The most striking, if unsurprising, finding was the strong support for raising taxes on business – especially the larger corporates and tech titans.

The chancellor will have to square this reality with avoiding disincentivising entrepreneurs and companies trying to grow the economy. The treasury is therefore assessing alternative property and online taxes – on goods and on consumer deliveries – as potential replacements for business rates. The money raised from these new levies could pay for reducing business rates for the beleaguered high street. Governments typically find it easier to change less visible “indirect taxes” like this – on the purchase of goods and services.

Turning to property, the Social Market Foundation’s recent research advocates a 10 per cent tax to the gains in a home’s value when it is sold. Despite being forecast to bring in several hundreds of billions for the public coffers over two decades, the bold policy has been sidestepped by successive chancellors.

Given over two-thirds of over-70s voted to re-elect Boris Johnson, expect noisy hissing – half of UK homeowners’ housing wealth is held by older people.
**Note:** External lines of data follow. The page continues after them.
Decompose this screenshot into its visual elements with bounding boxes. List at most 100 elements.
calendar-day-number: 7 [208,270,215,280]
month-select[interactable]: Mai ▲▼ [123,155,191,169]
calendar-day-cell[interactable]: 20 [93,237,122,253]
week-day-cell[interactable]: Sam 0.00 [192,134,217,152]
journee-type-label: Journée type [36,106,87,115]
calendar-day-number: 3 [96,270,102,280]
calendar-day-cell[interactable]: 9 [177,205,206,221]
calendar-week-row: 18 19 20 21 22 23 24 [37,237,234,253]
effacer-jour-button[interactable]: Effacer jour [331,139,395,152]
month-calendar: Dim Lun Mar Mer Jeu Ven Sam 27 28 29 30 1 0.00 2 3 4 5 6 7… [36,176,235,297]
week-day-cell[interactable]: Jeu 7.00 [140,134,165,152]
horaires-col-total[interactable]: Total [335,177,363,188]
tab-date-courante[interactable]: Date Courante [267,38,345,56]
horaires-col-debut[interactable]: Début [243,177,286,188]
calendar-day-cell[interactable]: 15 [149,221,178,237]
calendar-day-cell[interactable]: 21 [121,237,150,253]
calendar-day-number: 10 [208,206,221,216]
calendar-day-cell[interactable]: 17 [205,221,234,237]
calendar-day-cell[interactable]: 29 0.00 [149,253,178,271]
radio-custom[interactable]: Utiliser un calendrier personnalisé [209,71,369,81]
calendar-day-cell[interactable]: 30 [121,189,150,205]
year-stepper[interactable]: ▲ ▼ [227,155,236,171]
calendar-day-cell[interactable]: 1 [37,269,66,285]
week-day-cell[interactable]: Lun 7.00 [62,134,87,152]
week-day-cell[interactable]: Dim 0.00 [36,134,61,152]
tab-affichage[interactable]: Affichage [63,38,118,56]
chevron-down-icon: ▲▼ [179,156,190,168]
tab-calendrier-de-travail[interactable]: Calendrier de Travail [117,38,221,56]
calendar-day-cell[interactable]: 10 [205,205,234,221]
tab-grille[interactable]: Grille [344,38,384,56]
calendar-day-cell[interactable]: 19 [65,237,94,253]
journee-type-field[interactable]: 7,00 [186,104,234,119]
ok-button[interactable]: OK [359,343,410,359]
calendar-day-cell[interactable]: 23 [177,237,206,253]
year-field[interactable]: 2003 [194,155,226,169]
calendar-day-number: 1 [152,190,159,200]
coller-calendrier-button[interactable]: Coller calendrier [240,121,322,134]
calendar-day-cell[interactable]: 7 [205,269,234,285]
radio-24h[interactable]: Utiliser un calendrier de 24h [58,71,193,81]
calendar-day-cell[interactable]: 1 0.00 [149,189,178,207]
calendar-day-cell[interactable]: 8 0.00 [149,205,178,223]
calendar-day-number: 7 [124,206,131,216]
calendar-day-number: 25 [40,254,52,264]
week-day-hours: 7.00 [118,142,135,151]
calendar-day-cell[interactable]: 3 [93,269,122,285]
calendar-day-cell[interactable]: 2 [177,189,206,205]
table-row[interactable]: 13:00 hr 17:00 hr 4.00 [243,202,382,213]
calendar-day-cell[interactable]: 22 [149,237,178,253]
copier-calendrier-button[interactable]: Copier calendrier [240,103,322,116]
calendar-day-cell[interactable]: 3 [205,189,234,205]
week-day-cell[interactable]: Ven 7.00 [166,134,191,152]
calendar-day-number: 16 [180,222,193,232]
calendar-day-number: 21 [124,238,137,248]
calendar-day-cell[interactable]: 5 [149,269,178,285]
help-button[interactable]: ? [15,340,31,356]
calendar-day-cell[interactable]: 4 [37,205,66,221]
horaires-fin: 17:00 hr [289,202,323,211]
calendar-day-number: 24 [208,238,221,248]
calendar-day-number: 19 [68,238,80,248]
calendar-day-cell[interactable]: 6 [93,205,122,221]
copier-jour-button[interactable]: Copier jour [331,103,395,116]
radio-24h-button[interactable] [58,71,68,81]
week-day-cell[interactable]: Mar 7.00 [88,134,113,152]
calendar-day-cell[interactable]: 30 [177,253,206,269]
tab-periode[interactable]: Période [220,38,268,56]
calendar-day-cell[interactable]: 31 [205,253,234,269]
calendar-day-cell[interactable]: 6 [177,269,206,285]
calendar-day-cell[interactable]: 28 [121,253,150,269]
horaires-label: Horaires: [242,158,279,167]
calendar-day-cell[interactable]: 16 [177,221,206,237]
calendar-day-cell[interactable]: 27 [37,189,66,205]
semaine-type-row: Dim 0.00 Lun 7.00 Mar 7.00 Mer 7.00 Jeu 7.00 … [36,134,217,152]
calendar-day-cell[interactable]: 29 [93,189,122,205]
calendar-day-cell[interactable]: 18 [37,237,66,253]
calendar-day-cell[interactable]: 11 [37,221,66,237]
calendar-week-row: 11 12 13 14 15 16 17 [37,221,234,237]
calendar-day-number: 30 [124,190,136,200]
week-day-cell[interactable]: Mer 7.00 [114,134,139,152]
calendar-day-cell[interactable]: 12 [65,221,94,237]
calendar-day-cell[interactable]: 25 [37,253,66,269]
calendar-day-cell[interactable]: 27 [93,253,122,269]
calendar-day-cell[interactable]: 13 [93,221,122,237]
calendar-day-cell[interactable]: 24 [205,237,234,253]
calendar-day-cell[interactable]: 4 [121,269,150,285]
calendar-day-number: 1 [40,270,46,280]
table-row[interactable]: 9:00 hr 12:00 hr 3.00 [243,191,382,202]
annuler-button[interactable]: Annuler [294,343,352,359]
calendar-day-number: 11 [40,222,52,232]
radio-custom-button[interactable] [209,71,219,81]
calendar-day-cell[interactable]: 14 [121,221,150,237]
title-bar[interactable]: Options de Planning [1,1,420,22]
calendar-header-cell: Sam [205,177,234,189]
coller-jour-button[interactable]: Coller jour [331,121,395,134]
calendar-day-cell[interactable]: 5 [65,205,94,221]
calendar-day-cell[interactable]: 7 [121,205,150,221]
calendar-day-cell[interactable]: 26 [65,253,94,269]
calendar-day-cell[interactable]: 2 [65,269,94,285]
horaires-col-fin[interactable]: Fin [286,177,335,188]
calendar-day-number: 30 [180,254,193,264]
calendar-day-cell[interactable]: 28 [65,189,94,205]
This is the same reason reforming the pension triple lock, pension tax relief and winter fuel allowance are fraught with political risk, despite delivering savings.

Philip Hammond’s digital services tax, levied on the revenues of the US digital giants, came into force from April and could also be widened in scope if it proves to be a substantial revenue source.

Few people want to have to argue against effective “Amazon taxes” at this time.

The alternatives are much less palatable: clobbering average earners’ incomes; continuing to borrow and run deficits unsustainably; cutting public services – all during a deep recession.

Barack Obama’s chief of staff Rahm Emanuel told us that we should never let a serious crisis go to waste, and the Treasury has an opportunity to do things they’d previously dismissed as impossible or unworkable, or that they’d never even considered before.

Our Irish neighbours used their financial crisis constructively to reform property taxes.

Here we can take the opportunity to reform the tax system to raise revenue more efficiently from unearned wealth, rather than income, to provide a long-term settlement for the NHS and social care. To level the playing field between the multinational tech companies and our cherished high street.